Ahang Menyebut Satya Wacana Menjadi Tantangan di Dua Kuarter Pertama
Jakarta (BERITA HARIAN ONLINE) – Pelatih Pelita Jaya Jakarta, Johannis Winar, atau yang lebih dikenal sebagai Coach Ahang, mengungkapkan bahwa Satya Wacana Salatiga (SWS) telah memberikan tantangan bagi timnya selama dua kuarter pertama, meskipun akhirnya mereka berhasil menang 77-65 dalam laga Indonesian Basketball League (IBL) 2025.
Menurutnya, dalam pertandingan yang digelar di GOR Mahasiswa Soemantri Brodjonegoro (GMSB), Jakarta, pada Senin malam, timnya harus berbagi poin di kuarter pertama dan hanya unggul satu poin di kuarter kedua.
“Saya sudah menyampaikan di ruang ganti bahwa gim tidak pernah pasti. Selama ada pemain impor, gim menjadi sulit diprediksi,” ujar Coach Ahang setelah pertandingan.
Dia juga menambahkan bahwa para pemain SWS memiliki semangat juang yang tinggi, sehingga mereka selalu memberikan usaha terbaik untuk meraih kemenangan.
Ia menyatakan bahwa sejak awal, Anthony Beane Jr dan rekan-rekannya sudah diingatkan untuk waspada terhadap gerakan Ikcaven Savalianta Curry, Marquis Davison, dan pemain lokal lainnya.
Mereka tidak hanya mengandalkan kerja sama tim yang baik, tetapi juga bermain dengan kemampuan fisik yang kuat.
“Sejak awal, saya sudah menekankan bahwa pemain harus bisa bertahan terhadap serangan lawan dan konsisten dalam menyerang, karena di dua kuarter awal mereka bermain sangat agresif dan mengandalkan fisik, sehingga kami sedikit kesulitan mengembangkan permainan,” ungkap pelatih yang membawa klub tersebut menjadi juara IBL 2024.

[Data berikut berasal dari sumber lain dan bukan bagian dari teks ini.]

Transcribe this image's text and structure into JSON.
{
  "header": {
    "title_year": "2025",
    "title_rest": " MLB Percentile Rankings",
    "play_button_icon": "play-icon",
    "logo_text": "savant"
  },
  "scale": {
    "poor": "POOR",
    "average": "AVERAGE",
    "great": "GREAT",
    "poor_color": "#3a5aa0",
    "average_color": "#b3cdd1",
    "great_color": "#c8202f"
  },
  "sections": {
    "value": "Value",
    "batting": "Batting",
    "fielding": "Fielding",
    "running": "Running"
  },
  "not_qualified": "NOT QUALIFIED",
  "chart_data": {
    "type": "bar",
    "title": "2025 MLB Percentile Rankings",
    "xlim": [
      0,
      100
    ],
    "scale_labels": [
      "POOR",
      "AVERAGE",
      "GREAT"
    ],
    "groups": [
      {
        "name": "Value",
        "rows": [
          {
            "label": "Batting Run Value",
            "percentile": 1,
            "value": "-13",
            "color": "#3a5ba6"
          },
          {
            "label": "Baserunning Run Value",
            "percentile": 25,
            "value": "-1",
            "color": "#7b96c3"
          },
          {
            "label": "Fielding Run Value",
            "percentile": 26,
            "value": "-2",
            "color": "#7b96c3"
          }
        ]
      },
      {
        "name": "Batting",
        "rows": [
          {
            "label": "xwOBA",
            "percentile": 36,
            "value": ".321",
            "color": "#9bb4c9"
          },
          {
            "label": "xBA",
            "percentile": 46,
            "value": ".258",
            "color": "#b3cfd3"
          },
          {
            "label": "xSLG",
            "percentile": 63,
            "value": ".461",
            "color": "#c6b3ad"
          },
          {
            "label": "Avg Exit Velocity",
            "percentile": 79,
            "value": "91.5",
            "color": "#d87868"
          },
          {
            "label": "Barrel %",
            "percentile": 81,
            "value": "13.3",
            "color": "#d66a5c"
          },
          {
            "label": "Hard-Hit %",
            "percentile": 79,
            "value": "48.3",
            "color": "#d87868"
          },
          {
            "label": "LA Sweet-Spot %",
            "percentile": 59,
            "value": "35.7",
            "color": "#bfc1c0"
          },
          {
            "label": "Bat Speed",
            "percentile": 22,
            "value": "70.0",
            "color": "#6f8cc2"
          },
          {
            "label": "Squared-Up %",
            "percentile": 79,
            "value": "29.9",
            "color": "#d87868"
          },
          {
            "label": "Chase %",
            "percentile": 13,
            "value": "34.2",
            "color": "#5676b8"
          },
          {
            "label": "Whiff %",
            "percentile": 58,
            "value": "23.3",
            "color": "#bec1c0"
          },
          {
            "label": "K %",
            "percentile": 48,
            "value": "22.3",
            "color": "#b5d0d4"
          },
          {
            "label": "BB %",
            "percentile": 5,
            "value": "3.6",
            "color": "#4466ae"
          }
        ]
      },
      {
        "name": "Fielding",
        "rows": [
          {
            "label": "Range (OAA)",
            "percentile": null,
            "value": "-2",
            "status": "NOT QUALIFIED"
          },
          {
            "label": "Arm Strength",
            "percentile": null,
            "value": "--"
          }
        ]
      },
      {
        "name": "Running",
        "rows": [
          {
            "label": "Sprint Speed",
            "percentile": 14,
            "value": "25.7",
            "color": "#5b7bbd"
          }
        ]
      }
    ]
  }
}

Guard Pelita Jaya Jakarta, Agassi Yeshe Goantara, mengakui bahwa ia dan rekan-rekannya bermain dengan cukup santai di dua kuarter pertama, sehingga lawan mampu mengeksploitasi area pertahanan.
Selain itu, lawan cukup solid dalam menjaga area cat yang membuatnya sulit ditembus.
“Mereka memiliki banyak variasi dalam pertahanan, yang sempat menyulitkan kami untuk melakukan serangan balik dengan baik,” ujar pemain bernomor punggung 9 itu.
Namun demikian, para pemain mulai menyadari kelemahan mereka setelah jeda minum atau halftime dan akhirnya bangkit untuk mencetak poin demi poin.
“Setelah babak pertama, kami berbicara bahwa harus maju, bermain seperti biasa, dan di kuarter keempat kami berhasil melakukannya untuk meraih kemenangan.
Kemenangan ini membuat Pelita Jaya Jakarta kini berada di posisi kedua klasemen sementara IBL Gopay 2025, dengan 27 poin dari 15 pertandingan, serta memiliki rekor 12-3 (menang-kalah).
Sementara itu, Satya Wacana Salatiga harus puas berada di peringkat 12 dengan 17 poin dan rekor pertandingan 3-11.